Microsoft TonnyStark Mar 18, 2022

Will update the post itself over the weekend with details...

Microsoft thinkpod Mar 18, 2022

Thanks!

AT&T de⭐️ Mar 18, 2022

How was the interview experience and how did you prepare ?

Microsoft TonnyStark Apr 8, 2022

Updated Preparation Strategy partially.. will get to rest soon..

Amazon manorwoman Mar 18, 2022

Can you briefly tell your preparation for staff role. I have some interviews coming scared as f.

Microsoft TonnyStark Mar 18, 2022

Will update the post itself over the weekend with details...

Amazon manorwoman Mar 18, 2022

Thanks, you are great!

Amazon CokeAddict Mar 18, 2022

I’d go for Snowflake, lot of Google talent is moving to Snowflake. So you can be sure that the WLB won’t be bad, and the engineering bar will be high.

Coupang HMeb74 Mar 18, 2022

This. I hear Snowflake does good engineering work + wlb is good

VMware hinge Mar 18, 2022

685K at principal engineer at Salesforce is unheard of. Congrats op.

Microsoft TonnyStark Mar 18, 2022

Yeah. Their initial offer was low.. post negotiation numbers are higher..

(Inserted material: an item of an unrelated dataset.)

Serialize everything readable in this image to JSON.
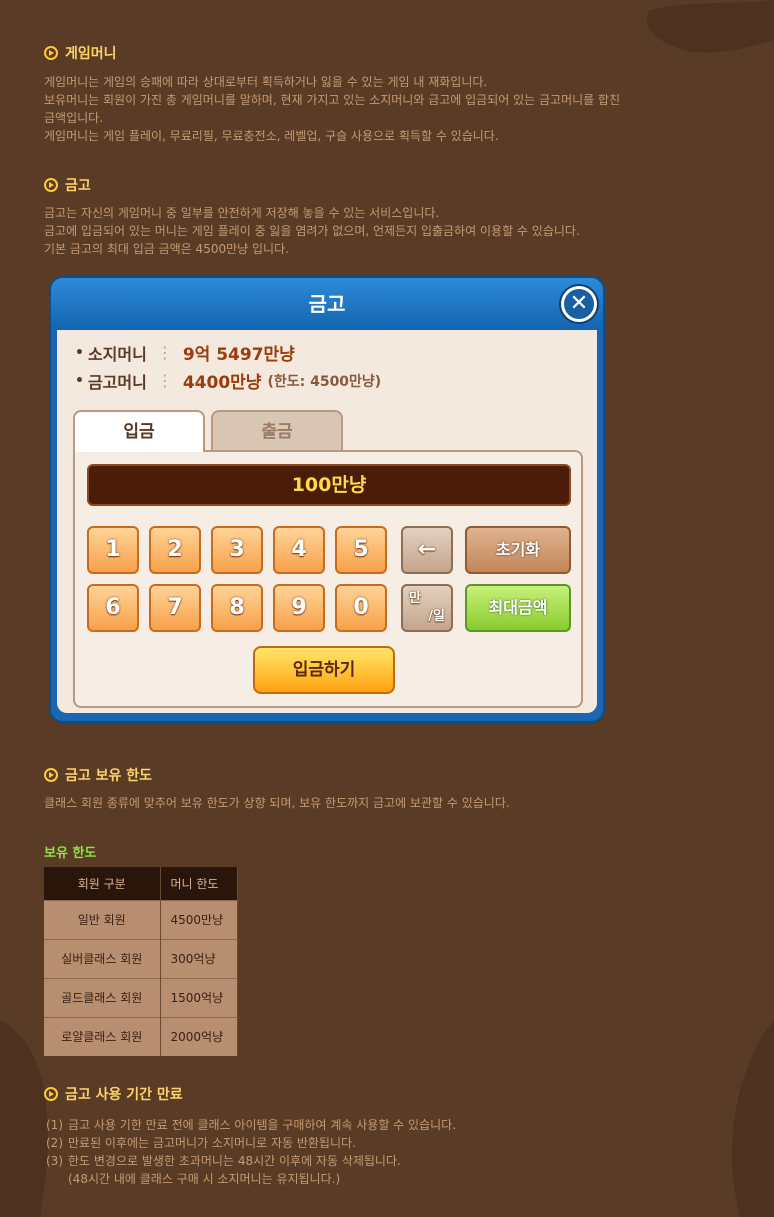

Cadence gamek Mar 18, 2022

What did you do one week before an interview? Did you keep practicing random questions or had some strategy?

Microsoft TonnyStark Mar 18, 2022

For last 2 months, I had interviews almost daily so I was in mode of continuously practicing LC tagged for upcoming interview and revising SD resources..

VMware hinge Mar 19, 2022

How did you not get burned out?

DocuSign xxtg Mar 18, 2022

I don't think it's true.mostly fake data. Just look at levels fyi data, that's more accurate

Google hehdvkag Mar 19, 2022

Or maybe levels is outdated and/or has holes? That seems more likely based on offers I’ve received.

Unity WnmK27 Mar 29, 2022

There's a good chance it's fake, but it _could_ be real. Regardless, I don't think this is a good place to learn whether _you're_ being paid market value. This type of thing is the whole reason levels.fyi shows you candles.

Salesforce Unskilled Mar 18, 2022

Congratulations! You are awesome. System design interview strategy please. Are you in Azure?

Microsoft TonnyStark Mar 18, 2022

Thanks! Yes .

Microsoft NotAtMsft Mar 18, 2022

If meta interview was good, it can blowout all of these offers

Microsoft TonnyStark Mar 18, 2022

Yes. Interviews were good. Recruiter mentioned they got all hires for E6 with some E7 signals.. so I am expecting high E6..

New
6pack Mar 19, 2022

For Meta E6: 255k + (20%), 1.28m RSU (can be up to 1.4m for ML), 100k signon You are looking at a 656k - ish TC. (without counting the sign on), or 681K TC (if you count sign on over 4 years). They can go out of band sometimes, but it is rare.